Hollywood comes to England - and brings the architecture of the film set

April 1937

The Pinewood studios

Lawrence Williams is an Englishman who was trained as an architect at the Architectural Association and is now supervising art director for Herbert Wilcox Productions, and consulting art director to Pinewood studios, the firm that opened large and magnificent premises at Iver Heath in Buckinghamshire last year.

The film sets referred to in this article show the particular quality that distinguishes Williams' work. Some critics think that a set ought to "say" something, that it should express the emotion of the scene, express a personal quality of its own, like, say "friendliness" or "antagonism" or should impress an audience by an exaggeration of architectural motifs. This sort of thing is very well in its place, for instance, in a spectacular like The Great Ziegfield, but normally a director does not ask for it.

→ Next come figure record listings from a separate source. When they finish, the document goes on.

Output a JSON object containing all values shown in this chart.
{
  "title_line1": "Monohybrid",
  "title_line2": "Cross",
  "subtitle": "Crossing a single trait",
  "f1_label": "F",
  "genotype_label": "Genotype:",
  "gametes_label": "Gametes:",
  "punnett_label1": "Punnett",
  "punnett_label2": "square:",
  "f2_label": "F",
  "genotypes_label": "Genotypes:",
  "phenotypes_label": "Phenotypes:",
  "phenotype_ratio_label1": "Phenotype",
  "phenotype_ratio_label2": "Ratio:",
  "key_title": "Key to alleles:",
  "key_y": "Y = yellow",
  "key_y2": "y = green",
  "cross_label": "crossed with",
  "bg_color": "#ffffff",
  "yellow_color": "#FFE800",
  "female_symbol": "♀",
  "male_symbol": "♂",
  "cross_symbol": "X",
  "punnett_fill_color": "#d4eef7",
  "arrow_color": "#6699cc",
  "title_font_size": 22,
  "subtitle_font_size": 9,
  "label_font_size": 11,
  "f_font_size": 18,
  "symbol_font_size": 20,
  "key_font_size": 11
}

If an architect strains to say something special in a building his design may end by looking rather vulgar.

If you had seen a thief being chased down a street by an angry crowd you would not be expected to remember afterwards what the street looked like.

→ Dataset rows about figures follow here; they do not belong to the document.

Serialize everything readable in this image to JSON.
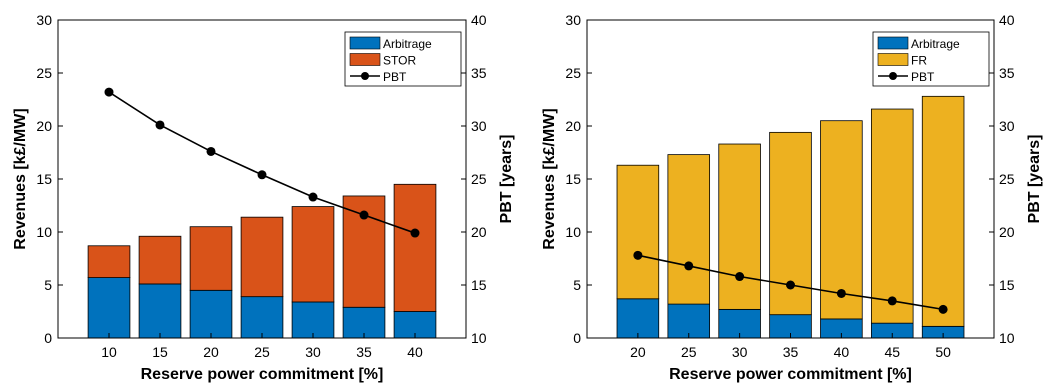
{
  "chart_data": [
    {
      "type": "bar",
      "stacked": true,
      "secondary_type": "line",
      "categories": [
        "10",
        "15",
        "20",
        "25",
        "30",
        "35",
        "40"
      ],
      "series": [
        {
          "name": "Arbitrage",
          "values": [
            5.7,
            5.1,
            4.5,
            3.9,
            3.4,
            2.9,
            2.5
          ],
          "color": "#0072BD"
        },
        {
          "name": "STOR",
          "values": [
            3.0,
            4.5,
            6.0,
            7.5,
            9.0,
            10.5,
            12.0
          ],
          "color": "#D95319"
        }
      ],
      "line_series": {
        "name": "PBT",
        "values": [
          33.2,
          30.1,
          27.6,
          25.4,
          23.3,
          21.6,
          19.9
        ],
        "color": "#000000"
      },
      "xlabel": "Reserve power commitment [%]",
      "ylabel": "Revenues [k£/MW]",
      "y2label": "PBT [years]",
      "ylim": [
        0,
        30
      ],
      "y2lim": [
        10,
        40
      ],
      "yticks": [
        "0",
        "5",
        "10",
        "15",
        "20",
        "25",
        "30"
      ],
      "y2ticks": [
        "10",
        "15",
        "20",
        "25",
        "30",
        "35",
        "40"
      ],
      "legend": "top-right",
      "grid": false
    },
    {
      "type": "bar",
      "stacked": true,
      "secondary_type": "line",
      "categories": [
        "20",
        "25",
        "30",
        "35",
        "40",
        "45",
        "50"
      ],
      "series": [
        {
          "name": "Arbitrage",
          "values": [
            3.7,
            3.2,
            2.7,
            2.2,
            1.8,
            1.4,
            1.1
          ],
          "color": "#0072BD"
        },
        {
          "name": "FR",
          "values": [
            12.6,
            14.1,
            15.6,
            17.2,
            18.7,
            20.2,
            21.7
          ],
          "color": "#EDB120"
        }
      ],
      "line_series": {
        "name": "PBT",
        "values": [
          17.8,
          16.8,
          15.8,
          15.0,
          14.2,
          13.5,
          12.7
        ],
        "color": "#000000"
      },
      "xlabel": "Reserve power commitment [%]",
      "ylabel": "Revenues [k£/MW]",
      "y2label": "PBT [years]",
      "ylim": [
        0,
        30
      ],
      "y2lim": [
        10,
        40
      ],
      "yticks": [
        "0",
        "5",
        "10",
        "15",
        "20",
        "25",
        "30"
      ],
      "y2ticks": [
        "10",
        "15",
        "20",
        "25",
        "30",
        "35",
        "40"
      ],
      "legend": "top-right",
      "grid": false
    }
  ]
}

In one set we can see the fashionable salon of a furrier's shop in the film Come Out of the Pantry. It is a simple set, dignified and sleek in design, in which a hard shining floor contrasts with soft wooden chairs; where a bulging rug sets off the austerity of flat walls, and where lightly draped curtains emphasise the brazen rigidity of steel columns.

The set is a type commonly needed in film today. It need not cost much, unlike the period set, for which the art director must make careful studies and send out buyers for precious pieces of furniture.

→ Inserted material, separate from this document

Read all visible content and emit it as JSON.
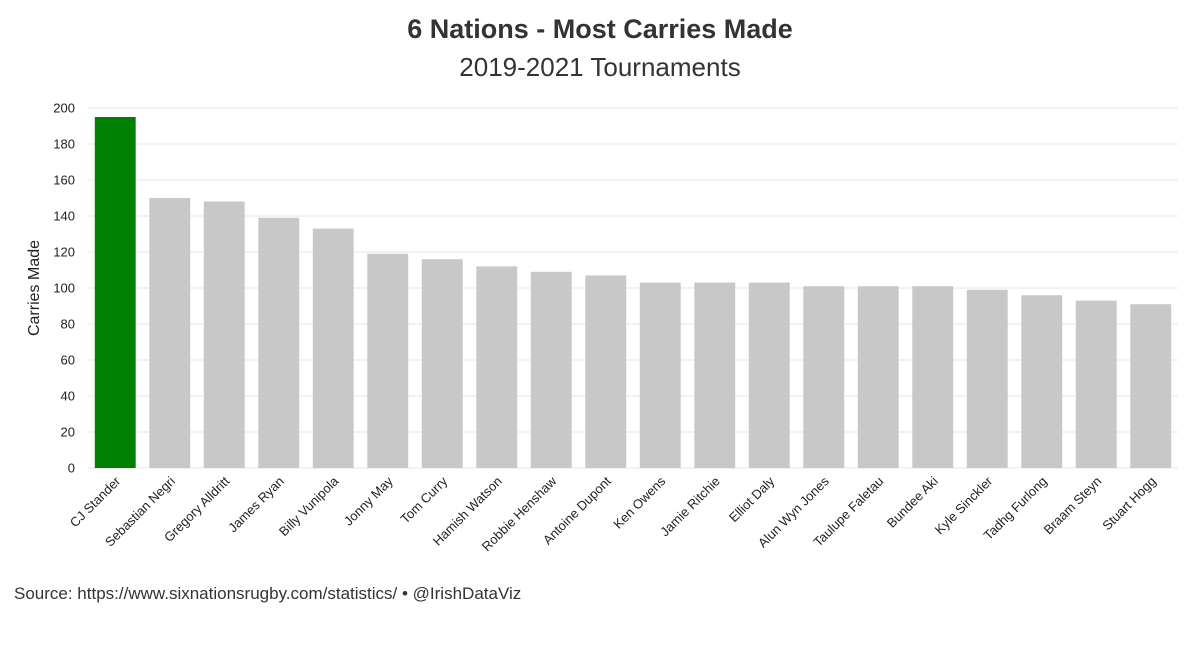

In one of the other film sets we see the hall of a London house. There is a feeling of modernism here, although tradition is closely adapted. The staircase is pleasing for action and the set stands close up to the camera and at the same time provides various angles of interest from which shot may be taken. The upper flight of steps ascends immediately above the lower flight but the landing, appearing to run right round the hall, gives a fine suggestion of overhead space, which of course is not really there. The stair soffite, seen close up, can be made to act as an upper framing line to a picture; a shot taken of an actor seen through the bars of the balusters looks interesting, and a shot from the landing pointing down will show a picture with the lively check pattern of the floor. Columns are always useful to the cameraman. By placing his characters against them he can cut up his compositions and be sure of some space around them.

Providing space around the actors is vital. Actors must be kept away from walls and stood in the open where light, pouring in from all sides, will bathe them in brilliance.